Observatório de Ornitorrincos

Referi aqui, na última crónica, a importância de equilibrar com justiça as relações entre o ser humano e a água em estado sólido, desiguais ao ponto de muitas vezes o gelo ser tratado como um mero cubo refrigerante de bebidas alcoólicas, sem respeito pelas convicções do gelo, que pode perfeitamente ser abstémio.

O ser humano explora abusivamente as características de frescura do gelo, sem considerar que este, por ser água, tem uma grande vantagem sobre os primatas. Enquanto os hominídeos falecem na ausência de oxigénio, a água, quando privada de oxigénio, transforma-se em hidrogénio, que por sua vez é o gás que forma as estrelas.

Num aparte a esta importante reflexão, repare-se que algumas estrelas mediáticas têm particular preferência por dormir em câmaras de oxigénio. Sendo muitas das vezes estrelas com características do hidrogénio molecular – não têm cor, não têm cheiro, e muito menos têm gosto, mas também não são tóxicas – a combinação nocturna com as moléculas de oxigénio transforma-os em água. No caso de estrelas socializadas em ambientes frios, podem mesmo transformar-se em pedras de gelo.

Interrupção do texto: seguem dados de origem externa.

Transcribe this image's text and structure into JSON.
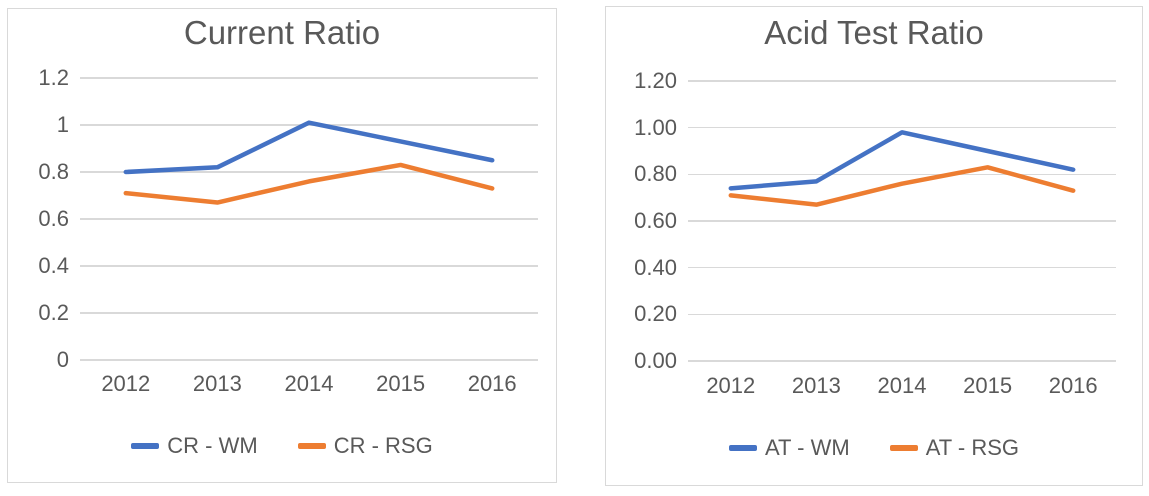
{
  "page": {
    "background": "#FFFFFF",
    "text_color": "#595959",
    "gridline_color": "#D9D9D9",
    "panel_border_color": "#D9D9D9"
  },
  "chart_data": [
    {
      "type": "line",
      "title": "Current Ratio",
      "categories": [
        "2012",
        "2013",
        "2014",
        "2015",
        "2016"
      ],
      "series": [
        {
          "name": "CR - WM",
          "color": "#4472C4",
          "values": [
            0.8,
            0.82,
            1.01,
            0.93,
            0.85
          ]
        },
        {
          "name": "CR - RSG",
          "color": "#ED7D31",
          "values": [
            0.71,
            0.67,
            0.76,
            0.83,
            0.73
          ]
        }
      ],
      "xlabel": "",
      "ylabel": "",
      "ylim": [
        0,
        1.2
      ],
      "y_ticks": [
        {
          "label": "1.2",
          "value": 1.2
        },
        {
          "label": "1",
          "value": 1.0
        },
        {
          "label": "0.8",
          "value": 0.8
        },
        {
          "label": "0.6",
          "value": 0.6
        },
        {
          "label": "0.4",
          "value": 0.4
        },
        {
          "label": "0.2",
          "value": 0.2
        },
        {
          "label": "0",
          "value": 0.0
        }
      ],
      "grid": true,
      "legend_position": "bottom",
      "text_color": "#595959",
      "gridline_color": "#D9D9D9"
    },
    {
      "type": "line",
      "title": "Acid Test Ratio",
      "categories": [
        "2012",
        "2013",
        "2014",
        "2015",
        "2016"
      ],
      "series": [
        {
          "name": "AT - WM",
          "color": "#4472C4",
          "values": [
            0.74,
            0.77,
            0.98,
            0.9,
            0.82
          ]
        },
        {
          "name": "AT - RSG",
          "color": "#ED7D31",
          "values": [
            0.71,
            0.67,
            0.76,
            0.83,
            0.73
          ]
        }
      ],
      "xlabel": "",
      "ylabel": "",
      "ylim": [
        0,
        1.2
      ],
      "y_ticks": [
        {
          "label": "1.20",
          "value": 1.2
        },
        {
          "label": "1.00",
          "value": 1.0
        },
        {
          "label": "0.80",
          "value": 0.8
        },
        {
          "label": "0.60",
          "value": 0.6
        },
        {
          "label": "0.40",
          "value": 0.4
        },
        {
          "label": "0.20",
          "value": 0.2
        },
        {
          "label": "0.00",
          "value": 0.0
        }
      ],
      "grid": true,
      "legend_position": "bottom",
      "text_color": "#595959",
      "gridline_color": "#D9D9D9"
    }
  ]
}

E há também críticas a fazer à mudança de género operada pela solidificação. A feminina água, depois do ponto de congelação, torna-se no masculino gelo. É claramente uma manifestação da sociedade machista patriarcal considerar que, no seu estado rígido, a água não pode manter a sua feminilidade, como se uma característica expectável do feminino seja uma maleabilidade semelhantes à dos líquidos. No entanto, o senso comum, tantas vezes em contraciclo com o pensamento científico, aponta para que, especialmente após vários anos de convivência conjugal, também um corpo feminino possa ser encontrado no seu estado gélido e rígido.

Apesar da relação notoriamente desigual, os humanos sentem ainda necessidade de se proteger do gelo, particularmente quando este se encontra livremente na natureza, em grutas ou altas montanhas. Mesmo quando o criam em suas próprias casas, os humanos enfrentam o gelo temerosamente. E, às vezes, lá lhes cai uma estalactite em cima da cabeça.